The exhaust part is a bit trickier. Since it sounds like you don't need to solve for the internal air flow of the engine and exhaust I would simplify it by putting a cfm boundary condition on the air intake of the car and a cfm condition and temperature boundary condition on the exhaust. If you know the air speed and cross section area of the exhaust you could calculate cfm. You may also need a good geometry representation of the air inlet and exhaust to help direct the airflow depending on how critical you need to be of the results.

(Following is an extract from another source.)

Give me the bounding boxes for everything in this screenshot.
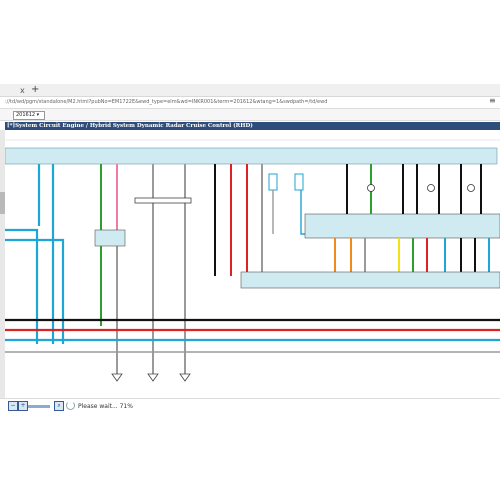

In this set up there isn't a second air volume. You are treating the car as a black box that you don't know what is happening on the inside. You would be forcing the mass balance in the car manually by your boundary conditions. Normally this is a bad practice as your simulation needs the freedom to have very small mass balance errors due to the nature of FEA. I think you can do this here because you are allowing he entire system to still solve with these errors on the outlet p=0 side of the wind tunnel.